[Reviving and older thread...]

On Jun 21, 2013, at 2:50 AM, Jesse Gross wrote:

On Mon, Jun 17, 2013 at 11:19 AM, Lori Jakab <loja...@cisco.com> wrote:
On 6/11/13 1:09 AM, Jesse Gross wrote:

On Wed, Jun 5, 2013 at 2:56 PM, Lori Jakab <loja...@cisco.com> wrote:

At a high level, we would introduce layer 3 (tunnel) vports, and LISP
would be such a vport.  Whenever a packet that ingressed on a L2 vport
needs to egress on a L3 vport, we apply the internal pop_eth action
automatically.  For packets going from L3 vports to L2 vports, a
push_eth action would add a MAC header, with addresses determined by ARP
resolution in user space.


One other thing that you might want to keep in the back of your mind
as you implement this is how it might interact with MAC-in-MAC
encapsulation. OVS doesn't currently support this but if it did (and
there have been requests), it would presumably want to use these
actions as well.


Thanks for pointing this out, will keep it in mind.

I gather that these MAC header actions should then be VLAN tag aware, and be
easily extended in the future to recognize 802.1ah service encapsulation?

It depends on your definition of aware, I guess. What behavior were
you thinking of?

I meant that MAC-in-MAC is more than a simple destination_MAC|source_MAC|ether_type header, it also has a VLAN tag and some extra fields. So I wonder if the eth_push action should have optional attributes that specify the extra fields, and if the eth_pop action needs to be able to recognize and handle them.


It may actually be better to make the kernel fairly dumb and just push
headers on as it gets them. That would actually give userspace more
flexibility to reorder and change things than if the kernel tries to
arrange them properly.

I guess this answers my question above... according to the above eth_push should only concern itself with simple Ethernet headers, and other action(s) should do the specifics for whichever encapsulation is needed. Still not sure about eth_pop however. I guess it should be made MAC-in-MAC aware only when support for that lands in OVS?



One such decision is how to handle the flow key.  I set all fields in
key->eth to 0, except the type, because we still need to know what kind
of L3 packet do we have.  Since a lot of code is accessing
key->eth.type, this is easier than having this information in a
different place, although it would be more elegant to set this field to
0 as well.


Can we use skb->protocol for the cases where we currently access the
EtherType? Are there cases that you are particularly concerned about?

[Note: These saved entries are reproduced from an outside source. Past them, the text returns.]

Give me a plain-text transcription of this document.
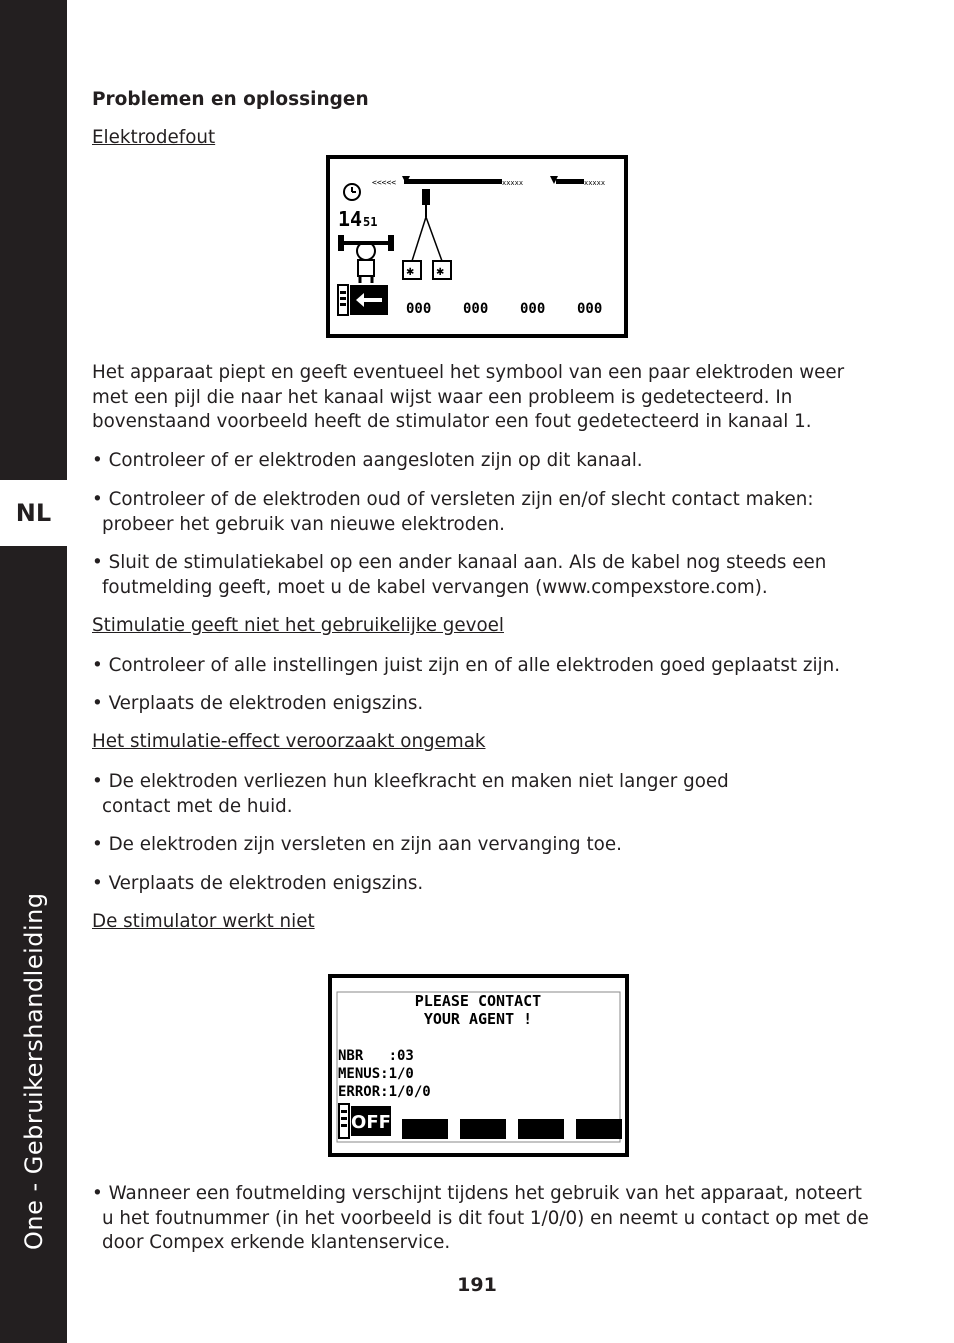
NL
One - Gebruikershandleiding
Problemen en oplossingen
Elektrodefout
<<<<<	xxxxx	xxxxx
14 51
✱ ✱
000 000 000 000
Het apparaat piept en geeft eventueel het symbool van een paar elektroden weer met een pijl die naar het kanaal wijst waar een probleem is gedetecteerd. In bovenstaand voorbeeld heeft de stimulator een fout gedetecteerd in kanaal 1.
• Controleer of er elektroden aangesloten zijn op dit kanaal.
• Controleer of de elektroden oud of versleten zijn en/of slecht contact maken: probeer het gebruik van nieuwe elektroden.
• Sluit de stimulatiekabel op een ander kanaal aan. Als de kabel nog steeds een foutmelding geeft, moet u de kabel vervangen (www.compexstore.com).
Stimulatie geeft niet het gebruikelijke gevoel
• Controleer of alle instellingen juist zijn en of alle elektroden goed geplaatst zijn.
• Verplaats de elektroden enigszins.
Het stimulatie-effect veroorzaakt ongemak
• De elektroden verliezen hun kleefkracht en maken niet langer goed contact met de huid.
• De elektroden zijn versleten en zijn aan vervanging toe.
• Verplaats de elektroden enigszins.
De stimulator werkt niet
PLEASE CONTACT
YOUR AGENT !
NBR   :03
MENUS:1/0
ERROR:1/0/0
OFF
• Wanneer een foutmelding verschijnt tijdens het gebruik van het apparaat, noteert u het foutnummer (in het voorbeeld is dit fout 1/0/0) en neemt u contact op met de door Compex erkende klantenservice.
191
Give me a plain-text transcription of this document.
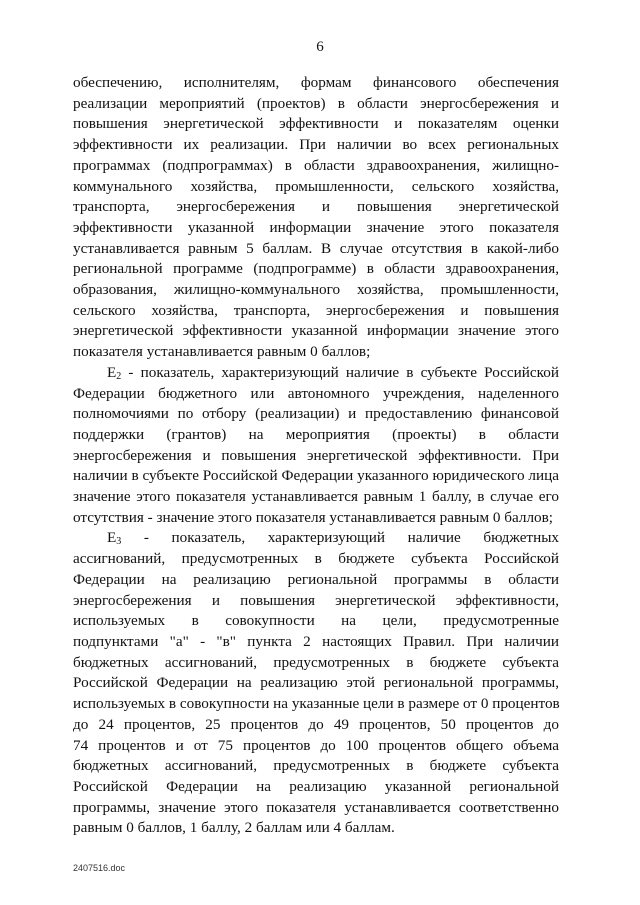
6
обеспечению, исполнителям, формам финансового обеспечения
реализации мероприятий (проектов) в области энергосбережения и
повышения энергетической эффективности и показателям оценки
эффективности их реализации. При наличии во всех региональных
программах (подпрограммах) в области здравоохранения, жилищно-
коммунального хозяйства, промышленности, сельского хозяйства,
транспорта, энергосбережения и повышения энергетической
эффективности указанной информации значение этого показателя
устанавливается равным 5 баллам. В случае отсутствия в какой-либо
региональной программе (подпрограмме) в области здравоохранения,
образования, жилищно-коммунального хозяйства, промышленности,
сельского хозяйства, транспорта, энергосбережения и повышения
энергетической эффективности указанной информации значение этого
показателя устанавливается равным 0 баллов;
$Е_2$ - показатель, характеризующий наличие в субъекте Российской
Федерации бюджетного или автономного учреждения, наделенного
полномочиями по отбору (реализации) и предоставлению финансовой
поддержки (грантов) на мероприятия (проекты) в области
энергосбережения и повышения энергетической эффективности. При
наличии в субъекте Российской Федерации указанного юридического лица
значение этого показателя устанавливается равным 1 баллу, в случае его
отсутствия - значение этого показателя устанавливается равным 0 баллов;
$Е_3$ - показатель, характеризующий наличие бюджетных
ассигнований, предусмотренных в бюджете субъекта Российской
Федерации на реализацию региональной программы в области
энергосбережения и повышения энергетической эффективности,
используемых в совокупности на цели, предусмотренные
подпунктами "а" - "в" пункта 2 настоящих Правил. При наличии
бюджетных ассигнований, предусмотренных в бюджете субъекта
Российской Федерации на реализацию этой региональной программы,
используемых в совокупности на указанные цели в размере от 0 процентов
до 24 процентов, 25 процентов до 49 процентов, 50 процентов до
74 процентов и от 75 процентов до 100 процентов общего объема
бюджетных ассигнований, предусмотренных в бюджете субъекта
Российской Федерации на реализацию указанной региональной
программы, значение этого показателя устанавливается соответственно
равным 0 баллов, 1 баллу, 2 баллам или 4 баллам.
2407516.doc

The only case I'm concerned about is in the action validation code,
particularly the validate_set() and validate_tp_port() functions, since they don't have access to the skb, and need to know the layer 3 protocol of the
flow.  In validate_set() we could relax the check for eth.type for
OVS_KEY_ATTR_IPV4 and OVS_KEY_ATTR_IPV6, but I'm not sure what to do about
validate_tp_port().

In general, I think it would be a good idea for the flow key to have a field
specifying the layer 3 protocol, when an ethernet header is not present.

That makes sense to me.

You mean that we keep eth.type as the L3 protocol field, or define a new one, separate from the eth union?